No solo la Señora Hulin, también la Alianza Comercial de la Organización Eclipse se acercó, diciendo: "Señor Comandante del Cuerpo, usemos menos proyectiles. Esa cosa no tiene buen poder y además hace mucho ruido."
Su Xiao respondió igual que antes: "Mm, en lo posible."
Cuando los de la Alianza Comercial se fueron, sus miradas parecían las de alguien a quien le hubieran extirpado un riñón.
A unos diez metros frente a Su Xiao, el cañón principal del navío se disparó. Tenía un calibre de 273 mm y una longitud de cañón 46.75 veces el calibre. Sin considerar la temperatura del cañón, podía disparar 3 proyectiles por minuto, y con una tripulación bien coordinada, hasta 4 por minuto.
Eso solo era el cañón principal. La nave blindada también llevaba 4 cañones secundarios y un "cañón de defensa naval Micheno", que disparaba entre 400 y 570 proyectiles de ala pequeña por minuto. En realidad, eran balas de gran tamaño que formaban una cortina de fuego para interceptar los proyectiles enemigos.
En ese momento, el "cañón de defensa naval Micheno" era inútil por su corto alcance. Los soldados de la alianza lo llamaban en broma "cañón de mirada fija", porque cada vez que se activaba, los soldados de intendencia apretaban los dientes y ponían ojos en blanco: tres horas cargando munición para un minuto de disparo.
¡Boom!
El cañón principal se disparó, y la onda expansiva se extendió con el fogonazo.
"¡Preparar recarga!"
Gritó el oficial de mando. Un artillero jaló la válvula de presión, la recámara del cañón se abrió, y el casquillo del proyectil salió del ánima, cayendo sobre la cubierta metálica con un sonido metálico. El nuevo proyectil fue empujado al cañón con un golpe sordo y pesado.
Debido a la inestabilidad de la pólvora azul, el alcance teórico del cañón principal era de 32 a 35 kilómetros, pero dónde caía era cuestión de suerte. En este mundo, las armas de pólvora nunca se destacaron por su precisión; dentro del alcance, todo era justicia.
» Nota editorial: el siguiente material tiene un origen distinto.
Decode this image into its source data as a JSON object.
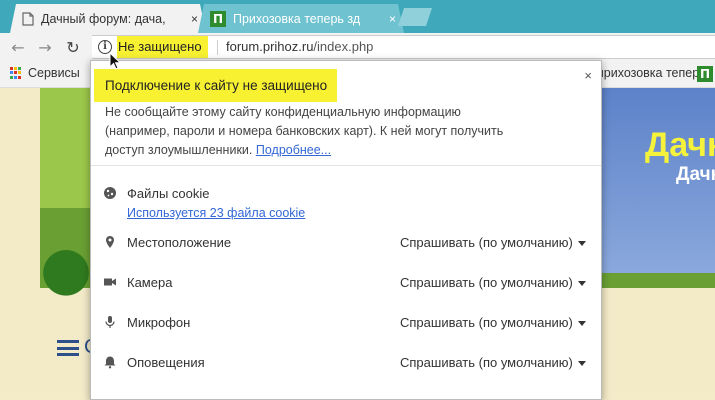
{
  "tabs": [
    {
      "title": "Дачный форум: дача,",
      "close": "×",
      "active": true
    },
    {
      "title": "Прихозовка теперь зд",
      "close": "×",
      "favicon_letter": "П",
      "active": false
    }
  ],
  "toolbar": {
    "back_icon": "←",
    "forward_icon": "→",
    "reload_icon": "↻",
    "security_label": "Не защищено",
    "info_icon": "i",
    "url_host": "forum.prihoz.ru",
    "url_path": "/index.php"
  },
  "bookmarks": {
    "apps_label": "Сервисы",
    "right_item": "прихозовка теперь",
    "right_favicon_letter": "П"
  },
  "page": {
    "banner_title": "Дачн",
    "banner_sub": "Дачн",
    "side_char": "С"
  },
  "popup": {
    "title": "Подключение к сайту не защищено",
    "close": "×",
    "message": "Не сообщайте этому сайту конфиденциальную информацию (например, пароли и номера банковских карт). К ней могут получить доступ злоумышленники.",
    "more_link": "Подробнее...",
    "cookies": {
      "label": "Файлы cookie",
      "sub": "Используется 23 файла cookie"
    },
    "permissions": [
      {
        "label": "Местоположение",
        "value": "Спрашивать (по умолчанию)",
        "icon": "location-pin-icon"
      },
      {
        "label": "Камера",
        "value": "Спрашивать (по умолчанию)",
        "icon": "camera-icon"
      },
      {
        "label": "Микрофон",
        "value": "Спрашивать (по умолчанию)",
        "icon": "microphone-icon"
      },
      {
        "label": "Оповещения",
        "value": "Спрашивать (по умолчанию)",
        "icon": "bell-icon"
      }
    ]
  },
  "colors": {
    "tabstrip": "#3fa8ba",
    "highlight": "#f7f132",
    "link": "#3367d6"
  }
}
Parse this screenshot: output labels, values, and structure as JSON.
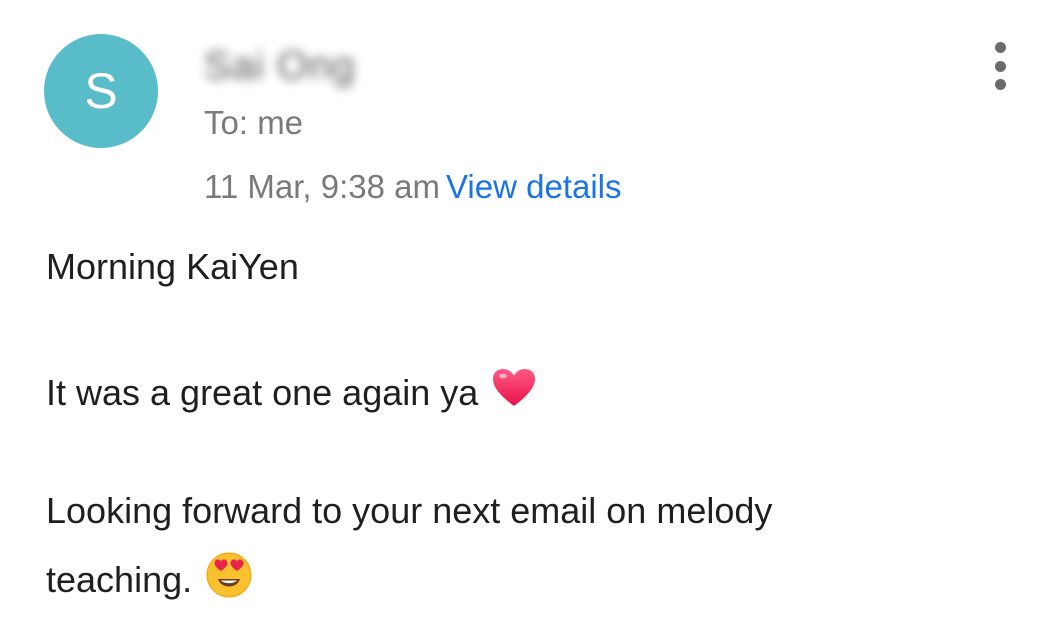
{
  "sender": {
    "avatar_letter": "S",
    "avatar_color": "#58bcc9",
    "name": "Sai Ong"
  },
  "recipient": {
    "label": "To: me"
  },
  "meta": {
    "date": "11 Mar, 9:38 am",
    "view_details": "View details"
  },
  "menu": {
    "icon": "more-vert-icon"
  },
  "body": {
    "greeting": "Morning KaiYen",
    "line2": "It was a great one again ya",
    "line2_emoji": "heart-icon",
    "line3": "Looking forward to your next email on melody",
    "line4": "teaching.",
    "line4_emoji": "heart-eyes-emoji"
  }
}
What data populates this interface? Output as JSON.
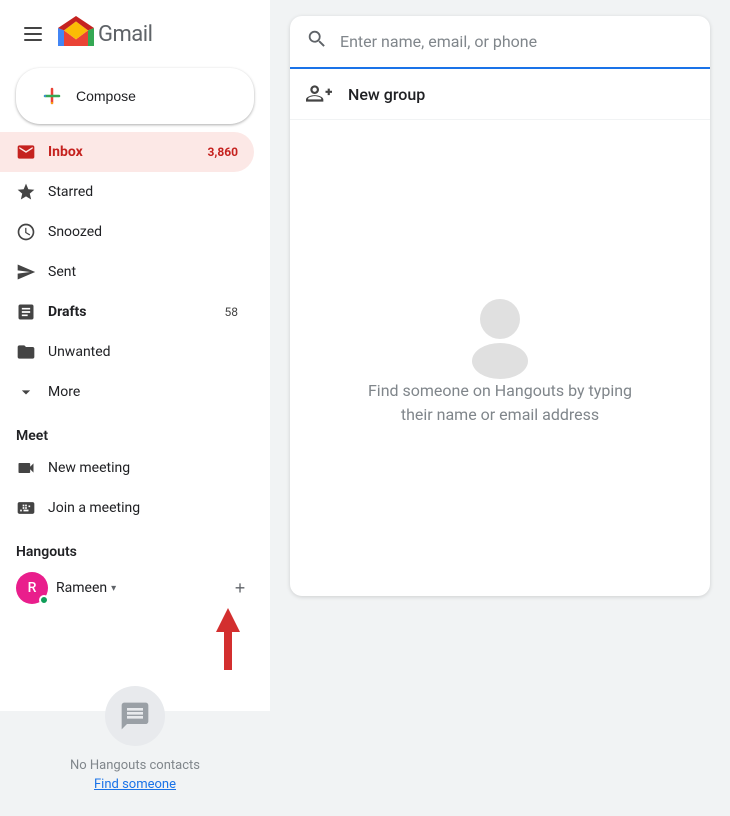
{
  "app": {
    "title": "Gmail",
    "logo_letter": "M"
  },
  "sidebar": {
    "compose_label": "Compose",
    "nav_items": [
      {
        "id": "inbox",
        "label": "Inbox",
        "badge": "3,860",
        "active": true,
        "icon": "inbox"
      },
      {
        "id": "starred",
        "label": "Starred",
        "badge": "",
        "active": false,
        "icon": "star"
      },
      {
        "id": "snoozed",
        "label": "Snoozed",
        "badge": "",
        "active": false,
        "icon": "clock"
      },
      {
        "id": "sent",
        "label": "Sent",
        "badge": "",
        "active": false,
        "icon": "send"
      },
      {
        "id": "drafts",
        "label": "Drafts",
        "badge": "58",
        "active": false,
        "icon": "drafts"
      },
      {
        "id": "unwanted",
        "label": "Unwanted",
        "badge": "",
        "active": false,
        "icon": "folder"
      },
      {
        "id": "more",
        "label": "More",
        "badge": "",
        "active": false,
        "icon": "chevron-down"
      }
    ],
    "meet_section": "Meet",
    "meet_items": [
      {
        "id": "new-meeting",
        "label": "New meeting",
        "icon": "video"
      },
      {
        "id": "join-meeting",
        "label": "Join a meeting",
        "icon": "keyboard"
      }
    ],
    "hangouts_section": "Hangouts",
    "hangouts_user": {
      "name": "Rameen",
      "initial": "R"
    },
    "no_contacts_text": "No Hangouts contacts",
    "find_someone_label": "Find someone"
  },
  "search": {
    "placeholder": "Enter name, email, or phone"
  },
  "new_group": {
    "label": "New group"
  },
  "empty_state": {
    "text": "Find someone on Hangouts by typing\ntheir name or email address"
  }
}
El silbido de los proyectiles no cesaba ni un instante. Caían en la periferia del continente occidental, levantando llamaradas y gritos de dolor y alaridos. Las tribus primitivas que vivían dentro del alcance de los cañones estaban sufriendo una verdadera desgracia. Algunos feroces guerreros parásitos corrían hacia la costa, pero antes de llegar lejos, eran arrasados por el fuego de artillería.
Comenzó el bombardeo de barrido. Después de convertir una zona periférica en tierra calcinada, las naves blindadas cambiaban de posición en una ruta circular, bombardeando área por área.
En una zona de rocas dispersas, el Tirano, completamente carbonizado, estaba sentado sobre una roca extraña. Guang Mu y los demás estaban cerca.
Los estruendos llegaban a los oídos de Guang Mu. Por un momento, dudó si no había llegado al Planeta Alianza, sino a un campo de batalla de la Segunda Guerra Mundial. Si un avión pasara rugiendo sobre su cabeza, la inmersión sería aún mayor.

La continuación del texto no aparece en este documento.